United States. Directed by Ti West, 2013. Starring AJ Bowen, Joe Swanberg, Gene Jones, Kentucker Audley, Amy Siemetz. 95 minutes.
Ti West burst onto the scene in 2009 with the brilliant House of the Devil (well…not really, but we don’t talk about Cabin Fever 2) but his subsequent work–the pretty-but-pointless Innkeepers and lackluster contributions to VHS and The ABCs of Death–has largely failed to live up to expectations. That all changes with The Sacrament.
West is a consummate stylist but in a stroke of irony, he finds his return to form in the guise of found-footage. AJ Bowen, Joe Swanberg, and Kentucky Audley star as a trio of photojournalists who journey to Africa to make a documentary for VICE. The subject is Audley’s sister (Amy Siemetz), who dropped out of Western society, joined with several hundred like-minded souls and helped build a commune named Eden Parish in the African forest. Led by “Father,” real name Charles Anderson Reed (Gene Jones), the Parish’s residents describe it as the perfect place to get away from the bullshit that clogs modern civilization, get back to nature and get closer to God. But the Parish has a dark side, one that makes itself known with a vengeance when a series of incidents escalates beyond Father’s control.
Drawing on pop-cultural memories of religious fervor gone tragically wrong, West paints a harrowing portrait of fanaticism and brainwashing. Nobody familiar with his work will be surprised to hear that he’s more than happy to deliver scenes of horror and violence, but the scariest thing about The Sacrament is how, well, normal everybody seems. Siemetz and her fellow-travelers talk a bit more about God and the corrupting influence of capitalism a bit more than most, but their demeanors are calm and cheerful, if a bit aloof–none of yer picket-sign doomsday ranting here. Even Father, with his silver tongue and easy charm, seems more like a retired insurance salesman than a preacher. We have seen the face of the cultist, and it’s disturbingly familiar.
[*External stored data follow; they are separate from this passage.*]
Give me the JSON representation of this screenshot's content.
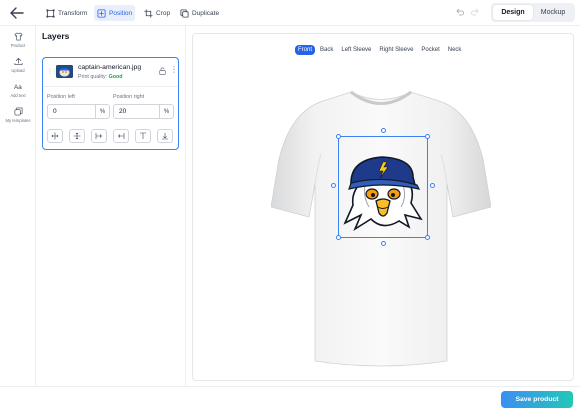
{
  "toolbar": {
    "items": [
      {
        "label": "Transform",
        "icon": "transform-icon"
      },
      {
        "label": "Position",
        "icon": "position-icon",
        "active": true
      },
      {
        "label": "Crop",
        "icon": "crop-icon"
      },
      {
        "label": "Duplicate",
        "icon": "duplicate-icon"
      }
    ],
    "modes": [
      "Design",
      "Mockup"
    ],
    "active_mode": "Design"
  },
  "rail": {
    "items": [
      {
        "label": "Product",
        "icon": "shirt-icon"
      },
      {
        "label": "Upload",
        "icon": "upload-icon"
      },
      {
        "label": "Add text",
        "icon": "text-icon"
      },
      {
        "label": "My templates",
        "icon": "templates-icon"
      }
    ]
  },
  "layers": {
    "title": "Layers",
    "layer": {
      "name": "captain-american.jpg",
      "quality_label": "Print quality:",
      "quality_value": "Good",
      "left_label": "Position left",
      "left_value": "0",
      "left_unit": "%",
      "right_label": "Position right",
      "right_value": "20",
      "right_unit": "%"
    }
  },
  "canvas": {
    "views": [
      "Front",
      "Back",
      "Left Sleeve",
      "Right Sleeve",
      "Pocket",
      "Neck"
    ],
    "active_view": "Front"
  },
  "footer": {
    "save_label": "Save product"
  },
  "colors": {
    "accent": "#2563eb",
    "quality_good": "#16a34a",
    "selection": "#3b82f6"
  }
}
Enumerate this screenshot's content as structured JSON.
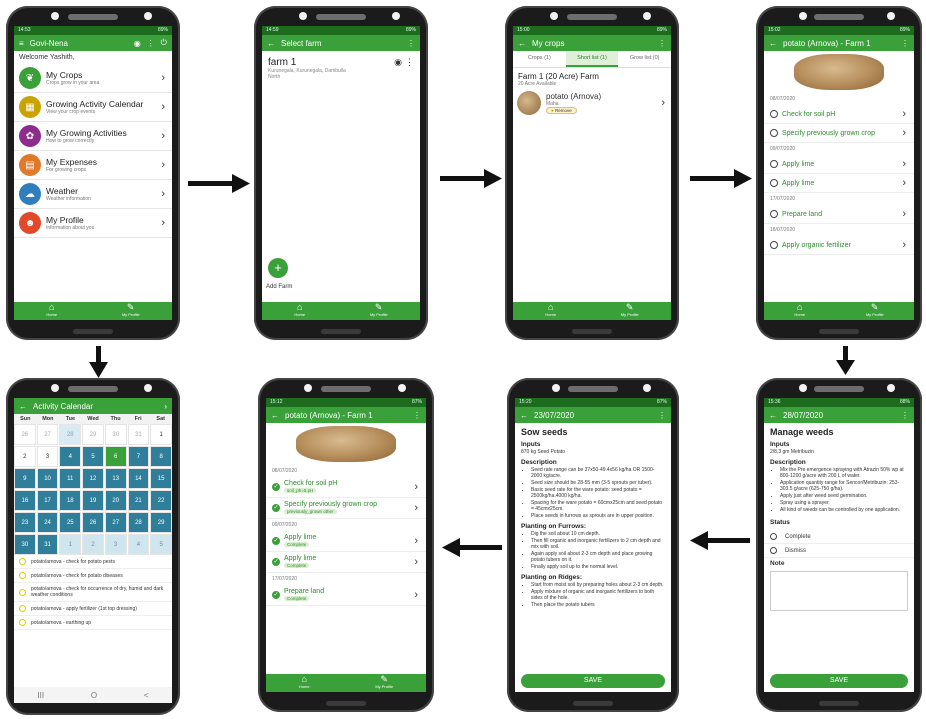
{
  "phone1": {
    "status": {
      "time": "14:53",
      "right": "89%"
    },
    "title": "Govi-Nena",
    "welcome": "Welcome Yashith,",
    "items": [
      {
        "title": "My Crops",
        "sub": "Crops grow in your area",
        "icon": "leaf-icon",
        "color": "#3aa03a",
        "glyph": "❦"
      },
      {
        "title": "Growing Activity Calendar",
        "sub": "View your crop events",
        "icon": "calendar-icon",
        "color": "#c9a300",
        "glyph": "▦"
      },
      {
        "title": "My Growing Activities",
        "sub": "How to grow correctly",
        "icon": "activities-icon",
        "color": "#8e2c8e",
        "glyph": "✿"
      },
      {
        "title": "My Expenses",
        "sub": "For growing crops",
        "icon": "expenses-icon",
        "color": "#e07a2a",
        "glyph": "▤"
      },
      {
        "title": "Weather",
        "sub": "Weather information",
        "icon": "weather-icon",
        "color": "#2f7fbf",
        "glyph": "☁"
      },
      {
        "title": "My Profile",
        "sub": "Information about you",
        "icon": "profile-icon",
        "color": "#e04a2a",
        "glyph": "☻"
      }
    ],
    "nav": [
      "Home",
      "My Profile"
    ]
  },
  "phone2": {
    "status": {
      "time": "14:59",
      "right": "89%"
    },
    "title": "Select farm",
    "farm_name": "farm 1",
    "farm_addr": "Kurunegala, Kurunegala, Dambulla\nNorth",
    "add_label": "Add Farm",
    "nav": [
      "Home",
      "My Profile"
    ]
  },
  "phone3": {
    "status": {
      "time": "15:00",
      "right": "89%"
    },
    "title": "My crops",
    "tabs": [
      "Crops (1)",
      "Short list (1)",
      "Grow list (0)"
    ],
    "farm": "Farm 1 (20 Acre) Farm",
    "avail": "20 Acre Available",
    "crop": "potato (Arnova)",
    "season": "Maha",
    "badge": "Remove",
    "nav": [
      "Home",
      "My Profile"
    ]
  },
  "phone4": {
    "status": {
      "time": "15:02",
      "right": "89%"
    },
    "title": "potato (Arnova) - Farm 1",
    "entries": [
      {
        "date": "08/07/2020",
        "tasks": [
          "Check for soil pH",
          "Specify previously grown crop"
        ]
      },
      {
        "date": "09/07/2020",
        "tasks": [
          "Apply lime",
          "Apply lime"
        ]
      },
      {
        "date": "17/07/2020",
        "tasks": [
          "Prepare land"
        ]
      },
      {
        "date": "18/07/2020",
        "tasks": [
          "Apply organic fertilizer"
        ]
      }
    ],
    "nav": [
      "Home",
      "My Profile"
    ]
  },
  "phone5": {
    "title": "Activity Calendar",
    "days": [
      "Sun",
      "Mon",
      "Tue",
      "Wed",
      "Thu",
      "Fri",
      "Sat"
    ],
    "cells": [
      {
        "v": "26",
        "c": "muted"
      },
      {
        "v": "27",
        "c": "muted"
      },
      {
        "v": "28",
        "c": "today"
      },
      {
        "v": "29",
        "c": "muted"
      },
      {
        "v": "30",
        "c": "muted"
      },
      {
        "v": "31",
        "c": "muted"
      },
      {
        "v": "1",
        "c": ""
      },
      {
        "v": "2",
        "c": ""
      },
      {
        "v": "3",
        "c": ""
      },
      {
        "v": "4",
        "c": "blue"
      },
      {
        "v": "5",
        "c": "blue"
      },
      {
        "v": "6",
        "c": "green"
      },
      {
        "v": "7",
        "c": "blue"
      },
      {
        "v": "8",
        "c": "blue"
      },
      {
        "v": "9",
        "c": "blue"
      },
      {
        "v": "10",
        "c": "blue"
      },
      {
        "v": "11",
        "c": "blue"
      },
      {
        "v": "12",
        "c": "blue"
      },
      {
        "v": "13",
        "c": "blue"
      },
      {
        "v": "14",
        "c": "blue"
      },
      {
        "v": "15",
        "c": "blue"
      },
      {
        "v": "16",
        "c": "blue"
      },
      {
        "v": "17",
        "c": "blue"
      },
      {
        "v": "18",
        "c": "blue"
      },
      {
        "v": "19",
        "c": "blue"
      },
      {
        "v": "20",
        "c": "blue"
      },
      {
        "v": "21",
        "c": "blue"
      },
      {
        "v": "22",
        "c": "blue"
      },
      {
        "v": "23",
        "c": "blue"
      },
      {
        "v": "24",
        "c": "blue"
      },
      {
        "v": "25",
        "c": "blue"
      },
      {
        "v": "26",
        "c": "blue"
      },
      {
        "v": "27",
        "c": "blue"
      },
      {
        "v": "28",
        "c": "blue"
      },
      {
        "v": "29",
        "c": "blue"
      },
      {
        "v": "30",
        "c": "blue"
      },
      {
        "v": "31",
        "c": "blue"
      },
      {
        "v": "1",
        "c": "light"
      },
      {
        "v": "2",
        "c": "light"
      },
      {
        "v": "3",
        "c": "light"
      },
      {
        "v": "4",
        "c": "light"
      },
      {
        "v": "5",
        "c": "light"
      }
    ],
    "events": [
      "potato/arnova - check for potato pests",
      "potato/arnova - check for potato diseases",
      "potato/arnova - check for occurrence of dry, humid and dark weather conditions",
      "potato/arnova - apply fertilizer (1st top dressing)",
      "potato/arnova - earthing up"
    ],
    "sysnav": [
      "III",
      "O",
      "<"
    ]
  },
  "phone6": {
    "status": {
      "time": "15:12",
      "right": "87%"
    },
    "title": "potato (Arnova) - Farm 1",
    "entries": [
      {
        "date": "08/07/2020",
        "tasks": [
          {
            "t": "Check for soil pH",
            "b": "soil_ph=5.pH"
          },
          {
            "t": "Specify previously grown crop",
            "b": "previously_grown other"
          }
        ]
      },
      {
        "date": "09/07/2020",
        "tasks": [
          {
            "t": "Apply lime",
            "b": "Complete"
          },
          {
            "t": "Apply lime",
            "b": "Complete"
          }
        ]
      },
      {
        "date": "17/07/2020",
        "tasks": [
          {
            "t": "Prepare land",
            "b": "Complete"
          }
        ]
      }
    ],
    "nav": [
      "Home",
      "My Profile"
    ]
  },
  "phone7": {
    "status": {
      "time": "15:20",
      "right": "87%"
    },
    "date": "23/07/2020",
    "heading": "Sow seeds",
    "inputs_label": "Inputs",
    "inputs": "870 kg Seed Potato",
    "desc_label": "Description",
    "desc": [
      "Seed rate range can be 37x50-49.4x56 kg/ha OR 1500-2000 kg/acre.",
      "Seed size should be 28-55 mm (3-5 sprouts per tuber).",
      "Basic seed rate for the ware potato: seed potato = 2500kg/ha.4000 kg/ha.",
      "Spacing for the ware potato = 60cmx25cm and seed potato = 45cmx25cm.",
      "Place seeds in furrows as sprouts are in upper position."
    ],
    "furrow_label": "Planting on Furrows:",
    "furrow": [
      "Dig the soil about 10 cm depth.",
      "Then fill organic and inorganic fertilizers to 2 cm depth and mix with soil.",
      "Again apply soil about 2-3 cm depth and place growing potato tubers on it.",
      "Finally apply soil up to the normal level."
    ],
    "ridge_label": "Planting on Ridges:",
    "ridge": [
      "Start from moist soil by preparing holes about 2-3 cm depth.",
      "Apply mixture of organic and inorganic fertilizers to both sides of the hole.",
      "Then place the potato tubers"
    ],
    "save": "SAVE"
  },
  "phone8": {
    "status": {
      "time": "15:36",
      "right": "88%"
    },
    "date": "28/07/2020",
    "heading": "Manage weeds",
    "inputs_label": "Inputs",
    "inputs": "2/8.3 gm Metribuzin",
    "desc_label": "Description",
    "desc": [
      "Mix the Pre emergence spraying with Atrazin 50% wp at 800-1200 g/acre with 200 L of water.",
      "Application quantity range for Sencor/Metribuzin: 253-303.5 g/acre (625-750 g/ha).",
      "Apply just after weed seed germination.",
      "Spray using a sprayer.",
      "All kind of weeds can be controlled by one application."
    ],
    "status_label": "Status",
    "opts": [
      "Complete",
      "Dismiss"
    ],
    "note_label": "Note",
    "save": "SAVE"
  }
}
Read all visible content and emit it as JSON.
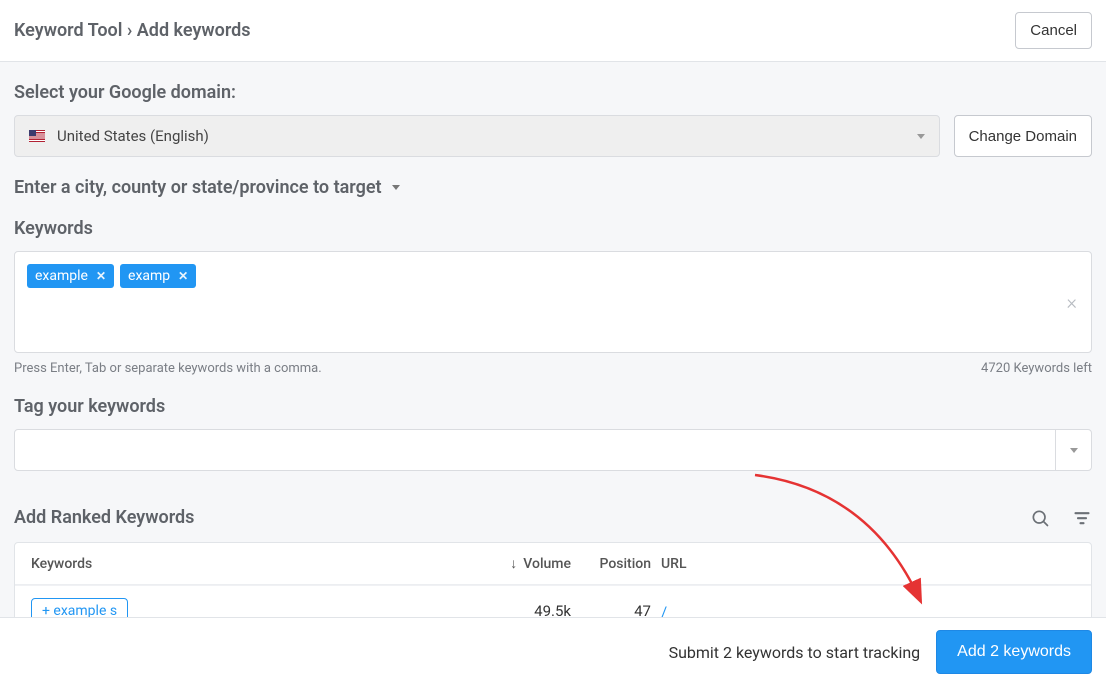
{
  "header": {
    "breadcrumb_tool": "Keyword Tool",
    "breadcrumb_sep": "›",
    "breadcrumb_page": "Add keywords",
    "cancel_label": "Cancel"
  },
  "domain": {
    "label": "Select your Google domain:",
    "selected": "United States (English)",
    "change_label": "Change Domain"
  },
  "location": {
    "label": "Enter a city, county or state/province to target"
  },
  "keywords": {
    "label": "Keywords",
    "tags": [
      "example",
      "examp"
    ],
    "helper": "Press Enter, Tab or separate keywords with a comma.",
    "remaining": "4720 Keywords left"
  },
  "tag_section": {
    "label": "Tag your keywords"
  },
  "ranked": {
    "label": "Add Ranked Keywords",
    "columns": {
      "keywords": "Keywords",
      "volume": "Volume",
      "position": "Position",
      "url": "URL"
    },
    "rows": [
      {
        "add_text": "example s",
        "volume": "49.5k",
        "position": "47",
        "url": "/"
      }
    ]
  },
  "footer": {
    "submit_text": "Submit 2 keywords to start tracking",
    "add_button": "Add 2 keywords"
  }
}
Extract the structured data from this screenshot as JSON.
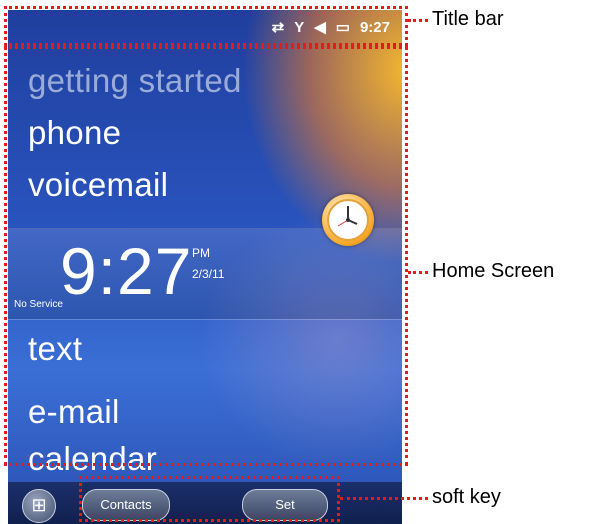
{
  "status_bar": {
    "icons": [
      "data-transfer-icon",
      "signal-icon",
      "speaker-mute-icon",
      "battery-icon"
    ],
    "time": "9:27"
  },
  "menu": {
    "items": [
      "getting started",
      "phone",
      "voicemail",
      "text",
      "e-mail",
      "calendar"
    ]
  },
  "clock": {
    "time": "9:27",
    "ampm": "PM",
    "date": "2/3/11",
    "service": "No Service"
  },
  "softkeys": {
    "left": "Contacts",
    "right": "Set"
  },
  "annotations": {
    "title_bar": "Title bar",
    "home_screen": "Home Screen",
    "soft_key": "soft key"
  },
  "colors": {
    "annotation": "#e21b1b",
    "screen_blue": "#2a55bf",
    "sun_orange": "#ffbe28"
  }
}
West’s dedication to his thesis has garnered criticism from some corners: once you figure out where The Sacrament is going–and believe me, it’s not hard–you know exactly where and how it will end. I admire West for not pulling a third-act twist out of his ass just for the sake of it; I found that refreshing, just as I found the lack of bullshit and pretension he brought to House of the Devil refreshing. At any rate, this is one of those movies that’s more about the journey than the destination, and it’s a fascinating journey. West keeps the tension high and the pacing taut, and the inevitable progression of events feels like a tragedy that can’t be averted, not a series of lazy, predictable plot points. And I was impressed with how skillfully he was able to use the found-footage tropes to build suspense.
Bowen, Swanberg, and Siemetz have been working together for so long now (they’re part of Adam Wingard’s rep company) that they’re like a well-oiled machine; they’re comfortable enough that they know exactly how to play off each other. Audley turns in a good performance as well. But Gene Jones owns this movie lock, stock and barrel. He needs to, obviously–if the audience can’t buy how dozens, hundreds of people could be drawn in by Father’s aw-shucks down-country good-ole-boy demeanor, they won’t buy the rest of the film no matter how good his castmates are. Jones delivers the goods and then some, and manages to do so without going over the top, an easy-to-make but potentially fatal mistake.
With The Sacrament, Ti West takes an intense journey to the heart of darkness, and the truth he finds there will disturb and haunt audiences for years to come.